The genebuild team members take evidence for genes and transcripts, such as protein and mRNAs, and combine these in the analysis pipeline to create an Ensembl core database and optionally otherfeatures, rnaseq, and cdna databases. For human, mouse and zebrafish, the Ensembl predictions are combined with manual annotation data. Once these databases are complete, they are handed over to the other Ensembl data teams for further processing (see below).
- Additional core data
The role of the core team is two-fold: to provide API support for the core and core-like (otherfeatures, cdna and rnaseq) databases, and to run scripts that add supplementary data to the database (e.g. gene counts) and check that the database contents are as complete and accurate as possible. These latter scripts, known as healthchecks, help to pick out any anomalous data produced by the automated pipeline, such as unusually long genes. - Other databases
- Compara
The comparative genomics team runs several pipelines which bring together the separate species databases, align sequences to identify syntenous regions and predict phylogenetic trees, orthologues, paralogues, and protein family clusters. The resultant data is compiled into a single large database. - Variation
The variation team brings together data from a variety of sources, including dbSNP, and also call new variations from resequencing data. These are then used to create variation databases for the relevant species. Currently there are around a dozen species with variation data, including human, chimp, mouse, rat, dog and zebrafish. - Regulation
The Regulation team processes public experimental data to generate Regulatory Annotation, which includes regulatory features, such as promoters and enhancers.
- Compara
- Production
The production team run additional scripts on the completed databases including:- Creating normalised database tables from the Ensembl data, so that it can be accessed through the BioMart data-mining tool.

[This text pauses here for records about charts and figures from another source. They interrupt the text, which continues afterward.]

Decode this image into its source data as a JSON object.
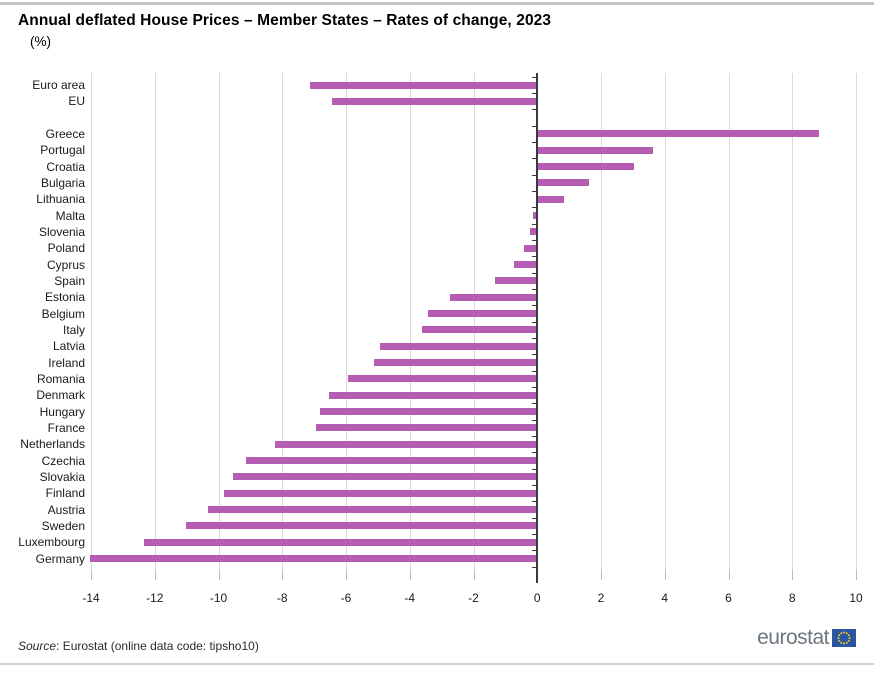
{
  "page": {
    "title": "Annual deflated House Prices – Member States – Rates of change, 2023",
    "subtitle": "(%)"
  },
  "source": {
    "prefix": "Source",
    "rest": ": Eurostat (online data code: tipsho10)"
  },
  "footer": {
    "logo_text": "eurostat"
  },
  "colors": {
    "bar": "#b55cb3",
    "gridline": "#dadada",
    "zero_line": "#3a3a3a",
    "logo_square": "#2a55a2",
    "logo_stars": "#f2cf1c",
    "logo_text": "#6d7680"
  },
  "chart_data": {
    "type": "bar",
    "orientation": "horizontal",
    "title": "Annual deflated House Prices – Member States – Rates of change, 2023",
    "unit": "(%)",
    "xlabel": "",
    "ylabel": "",
    "xlim": [
      -14,
      10
    ],
    "x_ticks": [
      -14,
      -12,
      -10,
      -8,
      -6,
      -4,
      -2,
      0,
      2,
      4,
      6,
      8,
      10
    ],
    "grid": true,
    "legend": false,
    "bar_color": "#b55cb3",
    "gap_after_index": 1,
    "categories": [
      "Euro area",
      "EU",
      "Greece",
      "Portugal",
      "Croatia",
      "Bulgaria",
      "Lithuania",
      "Malta",
      "Slovenia",
      "Poland",
      "Cyprus",
      "Spain",
      "Estonia",
      "Belgium",
      "Italy",
      "Latvia",
      "Ireland",
      "Romania",
      "Denmark",
      "Hungary",
      "France",
      "Netherlands",
      "Czechia",
      "Slovakia",
      "Finland",
      "Austria",
      "Sweden",
      "Luxembourg",
      "Germany"
    ],
    "values": [
      -7.1,
      -6.4,
      8.8,
      3.6,
      3.0,
      1.6,
      0.8,
      -0.1,
      -0.2,
      -0.4,
      -0.7,
      -1.3,
      -2.7,
      -3.4,
      -3.6,
      -4.9,
      -5.1,
      -5.9,
      -6.5,
      -6.8,
      -6.9,
      -8.2,
      -9.1,
      -9.5,
      -9.8,
      -10.3,
      -11.0,
      -12.3,
      -14.0
    ]
  }
}
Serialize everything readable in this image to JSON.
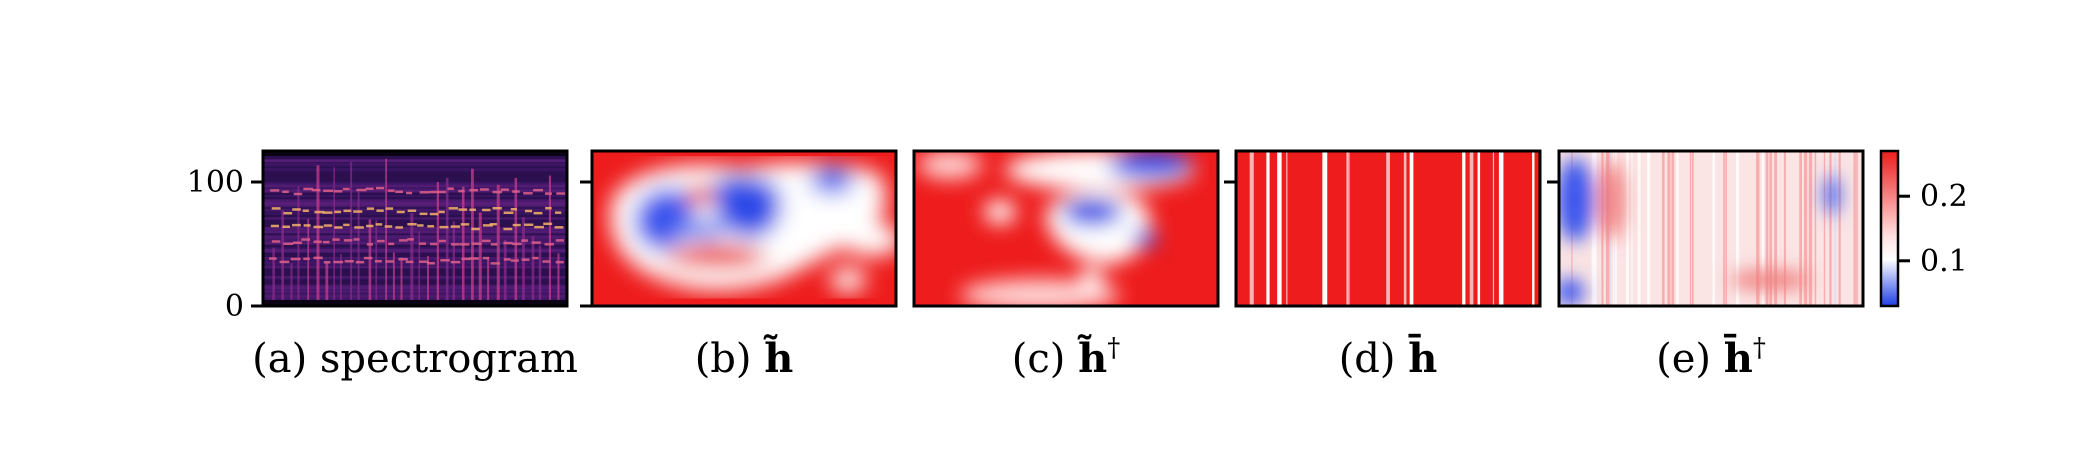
{
  "colors": {
    "heat_low": "#1f3fe6",
    "heat_mid": "#ffffff",
    "heat_high": "#ee1c1c",
    "spec_bg": "#2b0f4f",
    "spec_hot": "#f7b26a",
    "axis": "#000000"
  },
  "chart_data": [
    {
      "type": "heatmap",
      "caption": "(a) spectrogram",
      "ylim": [
        0,
        125
      ],
      "yticks": [
        {
          "value": 0,
          "label": "0"
        },
        {
          "value": 100,
          "label": "100"
        }
      ],
      "colormap": "magma"
    },
    {
      "type": "heatmap",
      "caption_prefix": "(b) ",
      "caption_symbol": "h̃",
      "caption_sup": "",
      "pattern": "smooth-blobs"
    },
    {
      "type": "heatmap",
      "caption_prefix": "(c) ",
      "caption_symbol": "h̃",
      "caption_sup": "†",
      "pattern": "smooth-blobs-sparse"
    },
    {
      "type": "heatmap",
      "caption_prefix": "(d) ",
      "caption_symbol": "h̄",
      "caption_sup": "",
      "pattern": "vertical-stripes"
    },
    {
      "type": "heatmap",
      "caption_prefix": "(e) ",
      "caption_symbol": "h̄",
      "caption_sup": "†",
      "pattern": "textured-stripes"
    }
  ],
  "colorbar": {
    "range": [
      0.03,
      0.27
    ],
    "ticks": [
      {
        "value": 0.1,
        "label": "0.1"
      },
      {
        "value": 0.2,
        "label": "0.2"
      }
    ]
  }
}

- Dumping genomic data into various file formats (GTF, EMBL, GenBank, etc) which are then copied to the FTP site
- Web
Whilst the genomic data is being prepared, the web team works on new displays and new website features. They then bring together all the finished databases and make the content available online in a number of ways:
- The website configuration is updated to access the new data
- The databases are copied to the public MySQL servers
- The database dumps are also used to create search indexes for the BLAST service
The web team also populates an additional database, ensembl_website, which contains help, news, and other web-specific information. If there are new displays, or if existing ones have changed substantially, the outreach team update the help content.
- Release
When the new release is ready to go live, a copy of the current version is set up as an archive, and the webserver is updated to point to the new site.
This is necessarily a simplified account of a process that takes around 50 people several months to complete!